A poison pill technique is employed to reduce the acquirer's interest in the target firm. This strategy involves raising the cost of acquiring a controlling stake in the target company's shares.

An example of a poison pill plan would be to offer current shareholders the chance to purchase more shares of stock at a reduced price. However, due to the stock being diluted, more shares will need to be acquired by the acquirer to obtain a controlling interest.

2. Golden Parachute

A golden parachute is a significant monetary award offered to corporate executives if the firm is acquired or when the executives are fired. It is a contract between a firm and its employees.

When a company's senior management is let go due to corporate restructuring, they typically get significant perks such as cash bonuses, medical coverage, stock options, severance compensation, retirement benefits, etc.

For instance, Jim Kilts, CEO of Gillette, received a golden parachute of $165 million after Procter & Gamble acquired his business.

3. Supermajority

The Company's voting rules may be amended by a supermajority resolution requiring the approval of at least 70% of the Company's shareholders for any acquisition.

As a result, a black knight would have to buy more shares to seize control of the target firm, which would be more challenging.

3. White Knight

A white knight is a benevolent potential acquirer who intervenes and conducts a friendly acquisition of the target to block a hostile takeover by a black knight.

Because white knight wants ownership of the target firm and not operational management, they are regarded as the Company's savior.

The existing management and the Company's central business unit are often acceptable to the white knight (as opposed to possibly selling it off or shutting it down).

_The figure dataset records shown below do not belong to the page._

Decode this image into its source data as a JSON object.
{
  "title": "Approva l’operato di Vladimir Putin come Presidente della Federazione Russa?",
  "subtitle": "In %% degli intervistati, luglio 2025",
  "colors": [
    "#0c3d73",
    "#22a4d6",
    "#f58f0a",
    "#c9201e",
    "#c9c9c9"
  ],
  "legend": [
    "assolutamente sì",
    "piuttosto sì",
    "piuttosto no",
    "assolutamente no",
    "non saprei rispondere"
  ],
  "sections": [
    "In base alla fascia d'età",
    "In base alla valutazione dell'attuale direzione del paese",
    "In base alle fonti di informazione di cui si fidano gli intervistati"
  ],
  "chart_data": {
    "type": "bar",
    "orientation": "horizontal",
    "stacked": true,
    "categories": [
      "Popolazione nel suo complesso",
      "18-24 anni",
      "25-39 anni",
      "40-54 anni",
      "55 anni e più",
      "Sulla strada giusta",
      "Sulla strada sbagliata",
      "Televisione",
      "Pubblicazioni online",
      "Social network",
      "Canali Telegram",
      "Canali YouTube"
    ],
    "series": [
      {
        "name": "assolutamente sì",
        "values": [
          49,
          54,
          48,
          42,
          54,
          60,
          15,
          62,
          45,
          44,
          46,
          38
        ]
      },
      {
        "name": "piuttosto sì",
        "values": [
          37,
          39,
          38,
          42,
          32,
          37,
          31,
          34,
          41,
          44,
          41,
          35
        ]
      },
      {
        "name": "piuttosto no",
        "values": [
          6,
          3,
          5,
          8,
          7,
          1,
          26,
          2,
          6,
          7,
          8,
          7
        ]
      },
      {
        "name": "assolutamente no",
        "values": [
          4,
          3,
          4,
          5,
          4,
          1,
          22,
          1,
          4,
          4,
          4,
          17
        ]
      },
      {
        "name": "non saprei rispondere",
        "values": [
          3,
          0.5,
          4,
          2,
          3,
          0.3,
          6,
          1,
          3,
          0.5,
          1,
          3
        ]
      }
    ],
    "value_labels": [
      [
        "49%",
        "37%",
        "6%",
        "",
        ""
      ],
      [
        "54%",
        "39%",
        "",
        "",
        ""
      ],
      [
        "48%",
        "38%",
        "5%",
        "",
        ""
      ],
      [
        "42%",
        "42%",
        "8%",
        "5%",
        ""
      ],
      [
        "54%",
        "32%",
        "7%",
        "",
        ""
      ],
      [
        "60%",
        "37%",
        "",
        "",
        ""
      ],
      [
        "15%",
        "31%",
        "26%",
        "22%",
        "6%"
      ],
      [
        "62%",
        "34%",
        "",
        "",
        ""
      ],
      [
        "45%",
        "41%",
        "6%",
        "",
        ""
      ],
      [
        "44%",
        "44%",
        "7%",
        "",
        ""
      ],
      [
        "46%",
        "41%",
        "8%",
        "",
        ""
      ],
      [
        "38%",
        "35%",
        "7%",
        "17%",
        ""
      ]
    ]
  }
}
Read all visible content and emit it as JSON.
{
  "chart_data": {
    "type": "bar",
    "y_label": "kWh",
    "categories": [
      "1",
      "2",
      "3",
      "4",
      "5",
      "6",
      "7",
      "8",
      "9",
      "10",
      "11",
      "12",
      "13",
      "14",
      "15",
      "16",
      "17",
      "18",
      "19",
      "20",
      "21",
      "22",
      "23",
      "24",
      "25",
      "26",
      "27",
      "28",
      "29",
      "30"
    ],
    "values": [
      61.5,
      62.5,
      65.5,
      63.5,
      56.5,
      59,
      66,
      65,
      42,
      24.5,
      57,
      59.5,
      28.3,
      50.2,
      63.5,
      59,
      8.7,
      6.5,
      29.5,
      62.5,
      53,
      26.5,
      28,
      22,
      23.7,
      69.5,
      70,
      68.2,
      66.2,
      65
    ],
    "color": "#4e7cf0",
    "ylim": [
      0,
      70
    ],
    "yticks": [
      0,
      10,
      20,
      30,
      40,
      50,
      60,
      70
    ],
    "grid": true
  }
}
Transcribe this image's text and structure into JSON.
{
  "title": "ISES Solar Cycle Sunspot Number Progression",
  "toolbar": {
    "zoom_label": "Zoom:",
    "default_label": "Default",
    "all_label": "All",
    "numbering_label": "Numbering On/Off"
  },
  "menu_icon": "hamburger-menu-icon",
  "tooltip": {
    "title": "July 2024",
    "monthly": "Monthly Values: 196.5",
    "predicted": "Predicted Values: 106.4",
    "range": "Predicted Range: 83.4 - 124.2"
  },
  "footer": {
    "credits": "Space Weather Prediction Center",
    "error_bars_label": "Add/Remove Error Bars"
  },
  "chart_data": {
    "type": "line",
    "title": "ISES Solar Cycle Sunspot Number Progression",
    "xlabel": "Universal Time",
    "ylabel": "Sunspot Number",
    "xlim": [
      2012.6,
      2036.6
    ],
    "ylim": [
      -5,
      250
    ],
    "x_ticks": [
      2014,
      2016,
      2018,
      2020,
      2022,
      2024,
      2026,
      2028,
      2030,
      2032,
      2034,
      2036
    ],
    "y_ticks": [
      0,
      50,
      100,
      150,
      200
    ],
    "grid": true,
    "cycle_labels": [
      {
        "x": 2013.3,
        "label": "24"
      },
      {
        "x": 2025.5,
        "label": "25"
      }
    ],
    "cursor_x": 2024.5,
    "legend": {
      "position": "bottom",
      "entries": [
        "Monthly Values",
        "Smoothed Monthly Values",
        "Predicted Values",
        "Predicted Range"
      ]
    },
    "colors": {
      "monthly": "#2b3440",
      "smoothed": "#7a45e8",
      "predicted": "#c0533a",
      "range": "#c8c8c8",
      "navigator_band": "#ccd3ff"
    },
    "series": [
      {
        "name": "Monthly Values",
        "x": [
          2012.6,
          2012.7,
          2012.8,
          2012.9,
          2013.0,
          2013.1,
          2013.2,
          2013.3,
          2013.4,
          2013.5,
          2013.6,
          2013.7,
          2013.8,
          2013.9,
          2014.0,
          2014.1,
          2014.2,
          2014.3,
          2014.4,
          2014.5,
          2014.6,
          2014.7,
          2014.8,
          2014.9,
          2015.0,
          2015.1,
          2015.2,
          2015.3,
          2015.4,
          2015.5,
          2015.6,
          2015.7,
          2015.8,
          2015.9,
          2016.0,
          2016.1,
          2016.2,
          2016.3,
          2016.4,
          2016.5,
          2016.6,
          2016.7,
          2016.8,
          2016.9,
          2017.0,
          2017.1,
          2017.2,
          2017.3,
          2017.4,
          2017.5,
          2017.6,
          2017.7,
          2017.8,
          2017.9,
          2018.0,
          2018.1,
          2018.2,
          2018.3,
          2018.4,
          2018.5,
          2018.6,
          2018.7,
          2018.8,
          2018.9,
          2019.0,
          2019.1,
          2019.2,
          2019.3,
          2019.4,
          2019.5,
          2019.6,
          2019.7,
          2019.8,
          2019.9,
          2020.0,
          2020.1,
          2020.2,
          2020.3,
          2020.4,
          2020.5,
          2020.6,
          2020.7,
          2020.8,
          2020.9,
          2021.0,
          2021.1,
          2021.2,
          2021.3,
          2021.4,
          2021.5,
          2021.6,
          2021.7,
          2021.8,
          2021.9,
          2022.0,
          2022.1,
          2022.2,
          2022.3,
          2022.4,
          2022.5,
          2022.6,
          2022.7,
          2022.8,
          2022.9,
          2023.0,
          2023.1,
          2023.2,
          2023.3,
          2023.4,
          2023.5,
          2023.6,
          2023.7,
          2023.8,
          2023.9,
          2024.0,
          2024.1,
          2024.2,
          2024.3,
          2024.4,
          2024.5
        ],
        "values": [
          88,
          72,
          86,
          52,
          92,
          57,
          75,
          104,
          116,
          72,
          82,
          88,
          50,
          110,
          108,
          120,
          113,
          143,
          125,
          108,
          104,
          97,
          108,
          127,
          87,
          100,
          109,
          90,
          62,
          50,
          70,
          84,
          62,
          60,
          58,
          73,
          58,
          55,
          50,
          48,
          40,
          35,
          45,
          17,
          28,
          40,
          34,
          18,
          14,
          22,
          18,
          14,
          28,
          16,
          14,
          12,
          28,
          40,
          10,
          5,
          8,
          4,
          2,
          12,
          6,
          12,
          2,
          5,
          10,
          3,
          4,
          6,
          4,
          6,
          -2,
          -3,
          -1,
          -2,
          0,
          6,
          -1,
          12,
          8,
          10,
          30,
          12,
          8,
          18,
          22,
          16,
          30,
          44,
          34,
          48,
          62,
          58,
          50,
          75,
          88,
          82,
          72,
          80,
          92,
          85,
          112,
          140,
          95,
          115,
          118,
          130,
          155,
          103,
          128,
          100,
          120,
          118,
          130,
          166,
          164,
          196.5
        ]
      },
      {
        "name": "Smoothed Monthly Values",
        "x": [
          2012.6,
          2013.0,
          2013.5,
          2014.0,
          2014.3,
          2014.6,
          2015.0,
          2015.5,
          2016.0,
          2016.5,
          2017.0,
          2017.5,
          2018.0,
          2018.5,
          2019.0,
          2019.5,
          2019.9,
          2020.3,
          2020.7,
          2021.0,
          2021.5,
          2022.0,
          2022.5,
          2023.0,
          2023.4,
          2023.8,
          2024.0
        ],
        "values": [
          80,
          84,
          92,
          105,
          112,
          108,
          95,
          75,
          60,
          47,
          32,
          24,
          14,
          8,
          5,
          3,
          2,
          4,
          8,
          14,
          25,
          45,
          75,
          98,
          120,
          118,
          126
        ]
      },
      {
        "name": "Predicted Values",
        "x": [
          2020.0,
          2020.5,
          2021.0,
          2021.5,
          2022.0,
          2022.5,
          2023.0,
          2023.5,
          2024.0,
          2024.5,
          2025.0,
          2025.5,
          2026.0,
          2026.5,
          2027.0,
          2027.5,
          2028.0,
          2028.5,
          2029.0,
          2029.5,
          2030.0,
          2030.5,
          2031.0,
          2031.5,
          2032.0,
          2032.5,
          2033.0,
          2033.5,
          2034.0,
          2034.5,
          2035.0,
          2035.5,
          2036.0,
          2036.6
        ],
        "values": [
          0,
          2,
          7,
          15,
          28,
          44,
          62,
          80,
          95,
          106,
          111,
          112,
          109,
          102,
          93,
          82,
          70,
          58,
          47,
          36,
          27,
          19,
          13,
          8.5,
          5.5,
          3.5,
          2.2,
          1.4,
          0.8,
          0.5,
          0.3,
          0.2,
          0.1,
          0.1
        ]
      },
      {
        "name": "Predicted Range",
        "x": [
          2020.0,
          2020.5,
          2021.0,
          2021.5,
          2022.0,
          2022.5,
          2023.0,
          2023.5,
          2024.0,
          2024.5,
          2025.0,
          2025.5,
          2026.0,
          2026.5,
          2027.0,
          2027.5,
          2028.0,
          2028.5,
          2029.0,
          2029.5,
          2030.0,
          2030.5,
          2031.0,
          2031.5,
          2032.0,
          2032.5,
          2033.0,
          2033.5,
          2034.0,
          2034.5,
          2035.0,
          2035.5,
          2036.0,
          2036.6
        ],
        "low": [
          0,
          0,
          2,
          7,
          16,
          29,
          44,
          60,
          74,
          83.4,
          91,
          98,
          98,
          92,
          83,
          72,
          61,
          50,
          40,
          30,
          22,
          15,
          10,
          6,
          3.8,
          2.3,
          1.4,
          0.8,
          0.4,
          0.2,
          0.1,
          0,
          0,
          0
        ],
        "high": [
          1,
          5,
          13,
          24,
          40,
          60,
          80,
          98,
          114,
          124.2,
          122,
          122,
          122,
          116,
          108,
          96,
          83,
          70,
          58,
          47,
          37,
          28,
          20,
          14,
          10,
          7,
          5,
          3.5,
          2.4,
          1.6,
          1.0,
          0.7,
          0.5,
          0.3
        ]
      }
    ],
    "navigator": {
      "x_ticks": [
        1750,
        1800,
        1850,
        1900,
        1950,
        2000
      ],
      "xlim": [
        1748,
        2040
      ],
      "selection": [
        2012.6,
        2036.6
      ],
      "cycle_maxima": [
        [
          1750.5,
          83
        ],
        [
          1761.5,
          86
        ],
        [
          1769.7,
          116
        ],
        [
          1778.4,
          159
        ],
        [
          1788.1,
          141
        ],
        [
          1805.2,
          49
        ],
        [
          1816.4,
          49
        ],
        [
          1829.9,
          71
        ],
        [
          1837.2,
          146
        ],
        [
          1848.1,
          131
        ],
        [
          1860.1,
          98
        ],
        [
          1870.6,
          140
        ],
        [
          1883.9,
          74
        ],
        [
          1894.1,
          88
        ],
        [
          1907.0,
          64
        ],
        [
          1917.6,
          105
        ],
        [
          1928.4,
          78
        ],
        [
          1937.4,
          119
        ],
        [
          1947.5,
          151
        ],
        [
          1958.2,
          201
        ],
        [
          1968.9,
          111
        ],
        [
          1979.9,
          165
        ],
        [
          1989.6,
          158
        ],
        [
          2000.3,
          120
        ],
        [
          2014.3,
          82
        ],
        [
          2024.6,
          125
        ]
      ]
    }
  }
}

Criticism of Black Knights

Like raiders, they frequently target poorly handled businesses, have high expenditures, might be operated more profitably as a private firm, or have other issues that may be resolved to increase their value.

They demand quick outcomes. Generally speaking, these aggressors won't hesitate to implement significant, divisive reports to increase earnings, share prices, and bank accounts.

Aggressive employee layoffs, asset stripping, and business preparation for a sale or merger are common strategies. Another prominent strategy is to implement debt-funded share buyback schemes.

Some of these predators' tactics might improve the Company's situation. On the other hand, perhaps some might ruin it.

These knights sometimes have little regard for the long-term consequences of their choices or the financial well-being of stockholders who want to hang around.

All that counts is that they generate money and secure profit before the possible crash and burn of the target they butchered and stole.

Types of Knights

Acquirers are often categorized as one of the four categories of knights based on the nature of their bid:

1. White Knight

A white knight firm is the one that has been entrusted with acquiring a target company to save it from a knight in black's takeover effort and will maintain the target company's primary operation.

As stated previously, white knights will perform the role of saviors in exchange for a lower target acquisition cost.

2. Grey Knight

A firm whose takeover bid is more appealing than the one from a knight in black yet as attractive as the one from a knight in white is referred to as a grey knight.

To avoid falling into the black knight's clutches, target organizations under assault may opt to negotiate a deal with a grey knight, even if the transaction will not be perfect.

3. Yellow Knight

A yellow knight business initially makes a hostile and aggressive takeover bid but ultimately completes the transaction by mutual negotiation, such as a merger of equals.